Le contrat de travail est conclu par l'employeur ou la personne ayant été mandatée pour exercer cette qualité.
Le contrat fait l'objet d'une lettre établie en double exemplaire dont l'un est remis au salarié.
Il est mentionné :
- la raison sociale de l'employeur ;
- l'adresse de l'employeur ;
- les nom et prénoms du salarié ;
- la nationalité du salarié, et s'il est étranger, le type et le numéro d'ordre du titre valant autorisation de travail ;
- le numéro national d'identification du salarié et, à défaut, sa date et son lieu de naissance ;
- la date et l'heure d'embauche ;
- le lieu de travail ;
- la dénomination de l'emploi ;
- le groupe de classification et le coefficient minima correspondant ;
- le salaire de base et les différents éléments de la rémunération, en particulier les éléments de reconstitution de carrière (art 144 de l'annexe I) ;
- la durée hebdomadaire de référence ;
- les conditions particulières de travail, et notamment les périodes et le nombre de semaines où le salarié sera amené à accomplir des sujétions particulières (exemples : séjours de vacances, stages, festivals, fins de semaines, soirées, jours fériés) ;
- les différents avantages en nature (exemple : logement de fonctions) ;
- la référence de l'organisme auquel l'employeur verse les cotisations de sécurité sociale et le numéro sous lequel ces cotisations sont versées ;
- le nom des caisses de retraite complémentaire et de prévoyance ;
- la référence à la convention collective et les modalités de sa consultation sur le lieu de travail.

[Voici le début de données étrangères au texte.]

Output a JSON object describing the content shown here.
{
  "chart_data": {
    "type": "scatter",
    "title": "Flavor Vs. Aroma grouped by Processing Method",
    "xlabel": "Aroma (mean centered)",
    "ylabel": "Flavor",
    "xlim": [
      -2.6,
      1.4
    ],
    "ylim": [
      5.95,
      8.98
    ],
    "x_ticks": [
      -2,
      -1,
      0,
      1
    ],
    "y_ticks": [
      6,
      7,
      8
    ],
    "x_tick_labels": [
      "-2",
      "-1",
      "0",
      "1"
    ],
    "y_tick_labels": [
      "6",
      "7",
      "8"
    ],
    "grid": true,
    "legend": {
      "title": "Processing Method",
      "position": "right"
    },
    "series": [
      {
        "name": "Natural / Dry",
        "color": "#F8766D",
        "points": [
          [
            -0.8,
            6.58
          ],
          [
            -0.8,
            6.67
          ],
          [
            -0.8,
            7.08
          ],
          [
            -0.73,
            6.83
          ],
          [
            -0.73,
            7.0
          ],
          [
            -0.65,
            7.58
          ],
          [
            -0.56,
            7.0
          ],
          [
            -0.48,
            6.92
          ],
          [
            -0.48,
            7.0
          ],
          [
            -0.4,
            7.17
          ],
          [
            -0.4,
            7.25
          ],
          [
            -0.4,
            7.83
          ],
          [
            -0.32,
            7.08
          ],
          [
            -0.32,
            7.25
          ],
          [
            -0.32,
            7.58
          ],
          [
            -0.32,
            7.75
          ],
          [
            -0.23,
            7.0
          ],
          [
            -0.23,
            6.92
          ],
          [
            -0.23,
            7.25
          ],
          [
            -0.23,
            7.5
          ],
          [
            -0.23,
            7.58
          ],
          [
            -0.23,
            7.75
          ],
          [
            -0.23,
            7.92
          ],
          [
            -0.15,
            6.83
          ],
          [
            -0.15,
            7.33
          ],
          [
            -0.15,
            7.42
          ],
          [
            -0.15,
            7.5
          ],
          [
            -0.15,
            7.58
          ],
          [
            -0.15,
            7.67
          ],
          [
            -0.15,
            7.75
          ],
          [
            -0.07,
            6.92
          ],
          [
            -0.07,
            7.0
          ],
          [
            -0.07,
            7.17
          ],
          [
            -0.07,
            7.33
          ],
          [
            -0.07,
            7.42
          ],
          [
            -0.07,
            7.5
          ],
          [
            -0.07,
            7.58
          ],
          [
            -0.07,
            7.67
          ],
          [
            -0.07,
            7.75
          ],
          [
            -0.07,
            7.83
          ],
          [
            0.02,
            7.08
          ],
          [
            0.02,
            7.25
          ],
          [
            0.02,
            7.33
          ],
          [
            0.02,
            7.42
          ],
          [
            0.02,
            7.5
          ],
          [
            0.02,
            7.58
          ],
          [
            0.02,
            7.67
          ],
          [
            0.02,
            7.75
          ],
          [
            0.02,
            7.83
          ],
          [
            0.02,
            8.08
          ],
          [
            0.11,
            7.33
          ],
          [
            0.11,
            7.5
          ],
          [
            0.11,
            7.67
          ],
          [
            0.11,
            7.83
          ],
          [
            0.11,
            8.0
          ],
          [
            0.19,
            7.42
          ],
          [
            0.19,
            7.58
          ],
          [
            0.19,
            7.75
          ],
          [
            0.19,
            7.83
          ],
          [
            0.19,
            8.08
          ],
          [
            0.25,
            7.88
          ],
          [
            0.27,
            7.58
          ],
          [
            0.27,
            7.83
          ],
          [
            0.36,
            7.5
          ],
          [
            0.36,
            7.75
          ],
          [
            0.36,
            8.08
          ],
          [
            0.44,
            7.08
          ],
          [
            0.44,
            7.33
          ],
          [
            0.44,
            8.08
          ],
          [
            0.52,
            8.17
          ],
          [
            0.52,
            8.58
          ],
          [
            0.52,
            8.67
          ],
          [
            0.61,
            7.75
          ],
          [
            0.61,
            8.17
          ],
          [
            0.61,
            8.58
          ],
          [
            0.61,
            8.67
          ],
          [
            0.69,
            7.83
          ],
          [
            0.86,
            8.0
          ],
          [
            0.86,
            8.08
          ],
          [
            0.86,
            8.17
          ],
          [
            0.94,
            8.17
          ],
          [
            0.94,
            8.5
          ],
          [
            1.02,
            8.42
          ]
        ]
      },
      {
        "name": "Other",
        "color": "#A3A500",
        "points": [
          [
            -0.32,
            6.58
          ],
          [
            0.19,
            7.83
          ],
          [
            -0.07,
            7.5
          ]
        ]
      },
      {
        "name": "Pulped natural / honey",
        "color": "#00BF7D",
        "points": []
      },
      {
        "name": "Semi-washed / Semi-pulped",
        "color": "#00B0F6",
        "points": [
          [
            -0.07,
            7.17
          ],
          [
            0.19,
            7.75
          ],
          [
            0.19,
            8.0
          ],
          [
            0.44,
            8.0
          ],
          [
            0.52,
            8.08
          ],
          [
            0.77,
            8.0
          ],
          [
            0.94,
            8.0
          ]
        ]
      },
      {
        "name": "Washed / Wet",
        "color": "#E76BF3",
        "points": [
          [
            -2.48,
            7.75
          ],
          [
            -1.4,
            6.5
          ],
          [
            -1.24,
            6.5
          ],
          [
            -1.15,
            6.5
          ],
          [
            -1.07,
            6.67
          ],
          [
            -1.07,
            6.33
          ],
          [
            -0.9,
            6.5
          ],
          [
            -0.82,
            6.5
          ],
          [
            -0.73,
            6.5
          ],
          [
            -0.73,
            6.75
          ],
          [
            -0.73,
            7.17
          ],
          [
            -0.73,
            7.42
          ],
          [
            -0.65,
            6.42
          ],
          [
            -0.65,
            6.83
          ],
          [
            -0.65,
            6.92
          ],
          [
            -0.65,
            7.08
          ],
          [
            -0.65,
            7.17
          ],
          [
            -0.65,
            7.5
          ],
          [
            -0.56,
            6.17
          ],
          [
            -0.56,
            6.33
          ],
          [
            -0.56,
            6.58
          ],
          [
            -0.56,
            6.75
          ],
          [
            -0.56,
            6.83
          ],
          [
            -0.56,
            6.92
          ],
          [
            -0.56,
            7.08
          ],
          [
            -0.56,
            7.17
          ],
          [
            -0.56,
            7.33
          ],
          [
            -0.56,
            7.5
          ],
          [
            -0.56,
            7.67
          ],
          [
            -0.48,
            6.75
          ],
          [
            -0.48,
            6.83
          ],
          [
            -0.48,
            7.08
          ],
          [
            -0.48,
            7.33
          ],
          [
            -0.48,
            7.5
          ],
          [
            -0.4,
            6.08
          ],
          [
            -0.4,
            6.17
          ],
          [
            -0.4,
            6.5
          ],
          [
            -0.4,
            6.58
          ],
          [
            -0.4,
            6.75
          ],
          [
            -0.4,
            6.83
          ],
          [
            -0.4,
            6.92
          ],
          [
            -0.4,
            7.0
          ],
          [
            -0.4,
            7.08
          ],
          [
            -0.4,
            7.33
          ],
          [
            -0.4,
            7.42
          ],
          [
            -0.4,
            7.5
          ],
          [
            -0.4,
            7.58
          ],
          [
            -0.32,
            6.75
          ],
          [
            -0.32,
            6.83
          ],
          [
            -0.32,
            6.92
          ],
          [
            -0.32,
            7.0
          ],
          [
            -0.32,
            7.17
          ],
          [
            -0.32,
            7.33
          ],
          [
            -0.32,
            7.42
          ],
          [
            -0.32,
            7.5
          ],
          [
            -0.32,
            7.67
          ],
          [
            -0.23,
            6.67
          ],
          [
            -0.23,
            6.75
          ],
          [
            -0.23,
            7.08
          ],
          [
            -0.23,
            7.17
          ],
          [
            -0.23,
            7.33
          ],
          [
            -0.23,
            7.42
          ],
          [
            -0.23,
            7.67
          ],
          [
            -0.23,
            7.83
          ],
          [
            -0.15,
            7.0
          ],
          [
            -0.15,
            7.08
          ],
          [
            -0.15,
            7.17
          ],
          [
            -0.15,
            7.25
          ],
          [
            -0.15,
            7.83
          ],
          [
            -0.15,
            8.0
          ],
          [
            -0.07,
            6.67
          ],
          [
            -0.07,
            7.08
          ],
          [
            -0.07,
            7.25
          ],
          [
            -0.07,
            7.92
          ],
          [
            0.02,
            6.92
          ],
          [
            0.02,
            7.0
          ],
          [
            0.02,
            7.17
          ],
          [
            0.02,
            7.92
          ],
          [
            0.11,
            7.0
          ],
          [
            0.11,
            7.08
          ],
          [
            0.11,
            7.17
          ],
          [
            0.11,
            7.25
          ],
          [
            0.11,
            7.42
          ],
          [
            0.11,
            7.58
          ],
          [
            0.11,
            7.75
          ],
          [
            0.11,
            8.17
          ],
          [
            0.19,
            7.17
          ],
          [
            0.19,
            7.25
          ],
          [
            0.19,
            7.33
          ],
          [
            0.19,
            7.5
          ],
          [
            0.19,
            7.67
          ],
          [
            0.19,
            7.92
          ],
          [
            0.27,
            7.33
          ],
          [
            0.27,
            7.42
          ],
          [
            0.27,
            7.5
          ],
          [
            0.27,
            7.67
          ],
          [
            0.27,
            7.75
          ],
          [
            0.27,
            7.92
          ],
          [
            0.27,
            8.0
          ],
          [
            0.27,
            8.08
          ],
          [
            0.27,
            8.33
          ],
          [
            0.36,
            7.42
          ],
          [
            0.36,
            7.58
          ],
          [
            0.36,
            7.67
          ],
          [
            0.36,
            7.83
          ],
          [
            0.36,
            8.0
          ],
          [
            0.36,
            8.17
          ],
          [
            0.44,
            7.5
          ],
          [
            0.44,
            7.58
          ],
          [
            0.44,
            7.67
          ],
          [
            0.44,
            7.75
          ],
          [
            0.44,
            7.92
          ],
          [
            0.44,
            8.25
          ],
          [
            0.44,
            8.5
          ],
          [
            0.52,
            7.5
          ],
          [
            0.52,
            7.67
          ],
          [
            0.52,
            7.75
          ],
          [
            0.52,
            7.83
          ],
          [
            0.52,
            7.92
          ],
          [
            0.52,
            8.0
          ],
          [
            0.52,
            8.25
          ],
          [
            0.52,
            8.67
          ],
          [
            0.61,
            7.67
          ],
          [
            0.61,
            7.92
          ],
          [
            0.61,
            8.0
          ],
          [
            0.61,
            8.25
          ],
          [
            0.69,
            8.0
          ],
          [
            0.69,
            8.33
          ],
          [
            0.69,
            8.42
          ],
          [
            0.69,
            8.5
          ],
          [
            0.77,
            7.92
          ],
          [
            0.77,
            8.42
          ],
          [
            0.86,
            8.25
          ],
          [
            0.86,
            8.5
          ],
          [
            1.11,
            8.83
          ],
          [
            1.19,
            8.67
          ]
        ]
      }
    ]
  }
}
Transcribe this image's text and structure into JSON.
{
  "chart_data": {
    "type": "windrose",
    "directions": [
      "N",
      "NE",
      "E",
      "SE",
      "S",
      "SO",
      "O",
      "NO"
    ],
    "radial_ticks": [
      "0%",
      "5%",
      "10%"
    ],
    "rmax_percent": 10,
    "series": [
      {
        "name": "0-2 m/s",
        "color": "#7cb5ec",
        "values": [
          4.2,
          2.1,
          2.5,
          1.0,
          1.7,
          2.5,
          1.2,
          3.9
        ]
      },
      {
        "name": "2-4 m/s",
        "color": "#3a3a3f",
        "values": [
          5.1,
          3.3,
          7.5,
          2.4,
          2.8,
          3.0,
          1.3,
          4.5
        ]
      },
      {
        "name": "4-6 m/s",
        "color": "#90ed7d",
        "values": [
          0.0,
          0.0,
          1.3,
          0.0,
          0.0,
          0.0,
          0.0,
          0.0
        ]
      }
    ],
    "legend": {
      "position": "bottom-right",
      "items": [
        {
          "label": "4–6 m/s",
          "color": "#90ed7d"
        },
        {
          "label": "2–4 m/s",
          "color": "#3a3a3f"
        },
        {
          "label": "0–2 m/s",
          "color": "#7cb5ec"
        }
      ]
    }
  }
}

Le salarié signe les deux exemplaires du contrat de travail et ajoute la mention " Lu et approuvé ".
Toute modification du contrat de travail fait obligatoirement l'objet d'un avenant notifié par écrit au salarié.
Lorque les conditions prévues au contrat entraînent des sujestions particulières (par exemple un seul jour de repos par semaine), il doit être notifié dans le contrat la contrepartie accordée au salarié.